Calculating the Log Sum of Exponentials

November 21, 2008

The so-called “log sum of exponentials” is a functional form commonly encountered in dynamic discrete choice models in economics. It arises when the choice-specific error terms have a type 1 extreme value distribution–a very common assumption. In these problems there is typically a vector $v$ of length $J$ which represents the non-stochastic payoff associated with each of $J$ choices. In addition to $v_{j}$ , the payoff associated with choice $j$ has a random component $ε_{j}$ . If these components are independent and identically distributed across $j$ and follow the type 1 extreme value distribution, then the expected payoff from choosing optimally is $𝔼 [\max {v_{1} + ε_{1}, \dots, v_{J} + ε_{J}}] = \ln [\exp (v_{1}) + \dots + \exp (v_{J})] .$ We need to numerically evaluate the expression on the right hand side for many different vectors $v$ .

Special care is required to calculate this expression in compiled languages such as Fortran or C to avoid numerical problems. The function needs to work for $v$ with very large and very small components. A large $v_{j}$ can cause overflow due to the exponentiation. Similarly, when the $v_{j}$ are large (in absolute value) and negative, the exponential terms vanish. Taking the logarithm of a very small number can result in underflow.

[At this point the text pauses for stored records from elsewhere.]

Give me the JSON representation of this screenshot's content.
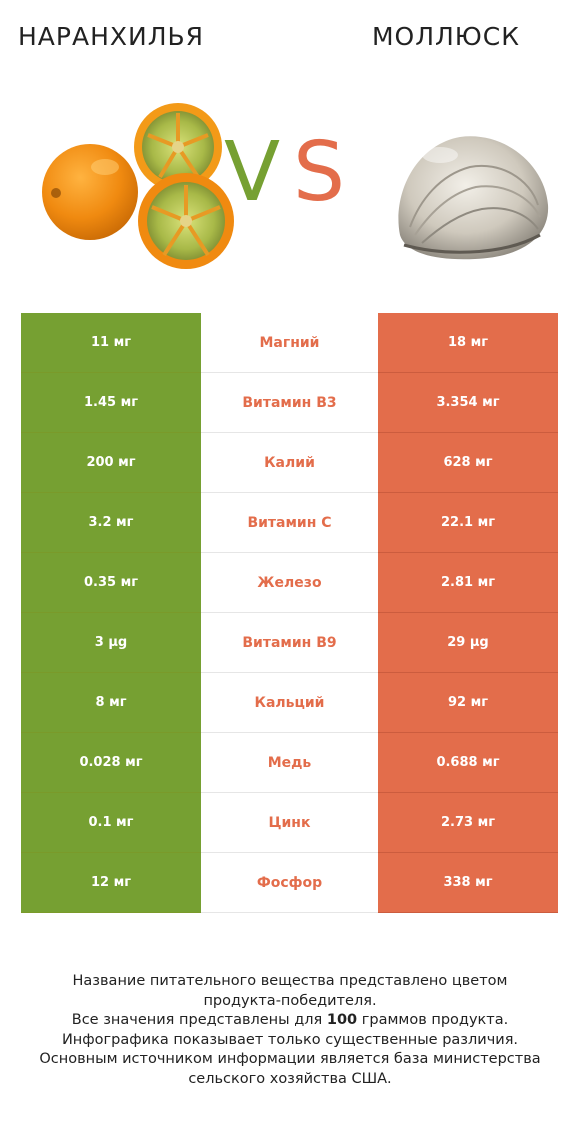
{
  "header": {
    "left_title": "НАРАНХИЛЬЯ",
    "right_title": "МОЛЛЮСК",
    "vs_v": "V",
    "vs_s": "S"
  },
  "colors": {
    "left": "#76a032",
    "right": "#e36d4b"
  },
  "images": {
    "left": "naranjilla-fruit-image",
    "right": "clam-shell-image"
  },
  "rows": [
    {
      "left": "11 мг",
      "nutrient": "Магний",
      "right": "18 мг",
      "winner": "right"
    },
    {
      "left": "1.45 мг",
      "nutrient": "Витамин B3",
      "right": "3.354 мг",
      "winner": "right"
    },
    {
      "left": "200 мг",
      "nutrient": "Калий",
      "right": "628 мг",
      "winner": "right"
    },
    {
      "left": "3.2 мг",
      "nutrient": "Витамин C",
      "right": "22.1 мг",
      "winner": "right"
    },
    {
      "left": "0.35 мг",
      "nutrient": "Железо",
      "right": "2.81 мг",
      "winner": "right"
    },
    {
      "left": "3 µg",
      "nutrient": "Витамин B9",
      "right": "29 µg",
      "winner": "right"
    },
    {
      "left": "8 мг",
      "nutrient": "Кальций",
      "right": "92 мг",
      "winner": "right"
    },
    {
      "left": "0.028 мг",
      "nutrient": "Медь",
      "right": "0.688 мг",
      "winner": "right"
    },
    {
      "left": "0.1 мг",
      "nutrient": "Цинк",
      "right": "2.73 мг",
      "winner": "right"
    },
    {
      "left": "12 мг",
      "nutrient": "Фосфор",
      "right": "338 мг",
      "winner": "right"
    }
  ],
  "footer": {
    "line1": "Название питательного вещества представлено цветом",
    "line2": "продукта-победителя.",
    "line3_pre": "Все значения представлены для ",
    "line3_bold": "100",
    "line3_post": " граммов продукта.",
    "line4": "Инфографика показывает только существенные различия.",
    "line5": "Основным источником информации является база министерства",
    "line6": "сельского хозяйства США."
  }
}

A simple transformation can avoid both of these problems. Consider the case where $v = (a, b)$ . Note that we can write $\exp (a) + \exp (b) = [\exp (a - c) + \exp (b - c)] \exp (c)$ for any $c$ . Furthermore, we have $\ln [(\exp (a - c) + \exp (b - c)) \exp (c)] = \ln [\exp (a - c) + \exp (b - c)] + c .$ We can choose $c$ in a way that reduces the possibility of overflow. Underflow is also possible when taking the logarithm of a number close to zero, since $\ln (x) \to - ∞$ as $x \to 0$ . Thus, we also need to account for large negative elements of $v$ .

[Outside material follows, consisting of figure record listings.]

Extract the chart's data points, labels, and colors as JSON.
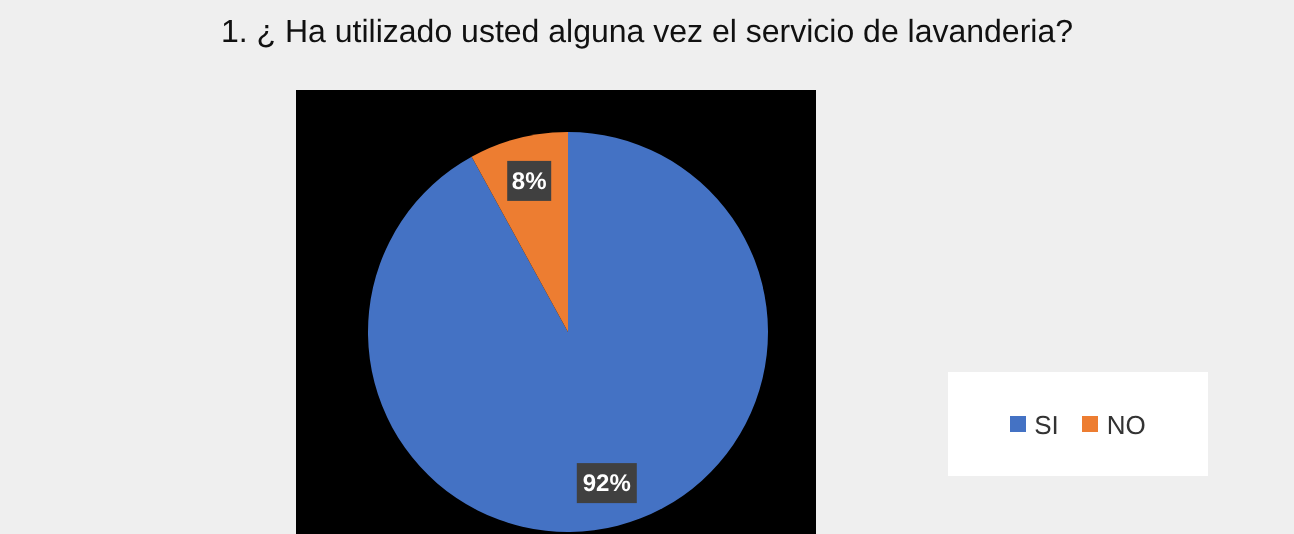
{
  "chart_data": {
    "type": "pie",
    "title": "1.  ¿ Ha utilizado usted alguna vez el servicio de lavanderia?",
    "categories": [
      "SI",
      "NO"
    ],
    "values": [
      92,
      8
    ],
    "colors": [
      "#4472c4",
      "#ed7d31"
    ],
    "value_labels": [
      "92%",
      "8%"
    ],
    "legend": "right"
  }
}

The following code is a Fortran implementation of a function which makes the adjustments described above. In order to prevent numerical overflow, the function shifts the vector v by a constant c, applies exp and log, and then adjusts the result to account for the shift.

function log_sum_exp(v) result(e)
  real, dimension(:), intent(in) :: v   ! Input vector
  real                           :: e   ! Result is log(sum(exp(v)))
  real                           :: c   ! Shift constant

  ! Choose c to be the element of v that is largest in absolute value.
  if ( maxval(abs(v)) > maxval(v) ) then
     c = minval(v)
  else
     c = maxval(v)
  end if

  e = log(sum(exp(v-c))) + c
end function log_sum_exp

Note that this function is still not completely robust to very poorly scaled vectors v and so over- or underflow is still possible (just much less likely).